Assumptions and deviations

  • Covariate coefficients omitted. Mensing 2017’s final models retain several significant covariates per drug on CL/F and Vc/F (per Table 3): paritaprevir (cirrhosis, sex, age, opioid use, antidiabetic use), ombitasvir (cirrhosis, sex, age, weight), dasabuvir (cirrhosis, sex, CrCL, weight, age), ritonavir (sex, CrCL, HCV genotype), ribavirin (cirrhosis, sex, CrCL). The paper publishes only Figure 2 exposure-ratio forest plots (with 95% CIs) for each covariate; coefficient point estimates are not reported in the main article or in the named supplementary tables (S1-S5 contain only P-values per the Supporting Information index). The implemented models are therefore the structural typical-value models without covariate effects. The retained covariates per drug are documented in each model’s covariatesDataExcluded list to preserve the provenance. Users who need the covariate-corrected model must back-derive the coefficients from Figure 2 (binary covariates: one exposure ratio gives one coefficient; continuous covariates: two exposure ratios at two values give two equations for the power exponents on CL/F and Vc/F).

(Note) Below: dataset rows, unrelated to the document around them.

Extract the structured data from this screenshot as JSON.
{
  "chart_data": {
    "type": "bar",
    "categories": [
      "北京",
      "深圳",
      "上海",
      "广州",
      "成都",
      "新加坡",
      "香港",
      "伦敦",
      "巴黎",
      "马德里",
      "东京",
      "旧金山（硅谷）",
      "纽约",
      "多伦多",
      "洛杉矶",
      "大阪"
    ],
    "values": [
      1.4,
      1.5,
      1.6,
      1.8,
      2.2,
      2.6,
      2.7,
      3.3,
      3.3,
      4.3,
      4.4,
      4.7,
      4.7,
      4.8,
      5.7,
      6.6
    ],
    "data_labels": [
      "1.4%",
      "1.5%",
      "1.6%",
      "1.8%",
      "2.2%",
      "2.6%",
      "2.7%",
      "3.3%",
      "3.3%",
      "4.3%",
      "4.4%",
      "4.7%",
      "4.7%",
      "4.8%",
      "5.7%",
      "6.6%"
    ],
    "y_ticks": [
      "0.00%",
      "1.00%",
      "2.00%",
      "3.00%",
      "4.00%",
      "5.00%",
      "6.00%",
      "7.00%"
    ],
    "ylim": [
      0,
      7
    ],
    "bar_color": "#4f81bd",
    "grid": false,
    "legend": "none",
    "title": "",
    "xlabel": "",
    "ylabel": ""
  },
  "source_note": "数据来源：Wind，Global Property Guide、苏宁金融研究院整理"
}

  • Ribavirin correlated IIV not encoded. Mensing 2017 Results states “correlated IIV on CL/F and Vc/Vp” for ribavirin but Table 3 does not list the correlation value. The model encodes the random effects as independent.
  • Ribavirin shared IIV on Vc/F + Vp/F. Mensing 2017 reports a single IIV value (0.197) for both Vc/F and Vp/F. The model applies the same eta (etalvc) to both compartments so individuals with a larger central volume also have a proportionally larger peripheral volume.
  • Paritaprevir lnorm residual error. The paper reports an “additive error model on log-transformed data” which in nlmixr2 maps to Cc ~ lnorm(expSd) where expSd is the SD on the log scale. NONMEM reports variance (1.14), converted to SD as sqrt(1.14) = 1.068 for the nlmixr2 ini() value.
  • Concentration units. The Mensing 2017 Methods report LLOQ in ng/mL while Figure 1 axes are labelled mg/mL. The latter is incompatible with the former by a factor of 10^9; the most plausible interpretation is that Figure 1’s axis label is a typo for ug/mL (= mg/L). The model files use units = list(time = "day", dosing = "mg", concentration = "ug/mL") and the vignette multiplies by 1000 to display ng/mL when plotting.
  • Dose used for ribavirin simulation. Ribavirin is administered at 600 mg twice daily (1200 mg/day) for body weight >= 75 kg, or 500 mg twice daily (1000 mg/day) for body weight < 75 kg. The simulation uses the heavier- weight regimen (600 mg BID) as the typical-value case; the cohort median weight for the ribavirin pharmacokinetic dataset is 77 kg (Mensing 2017 Table 2, ribavirin pharmacokinetic data column).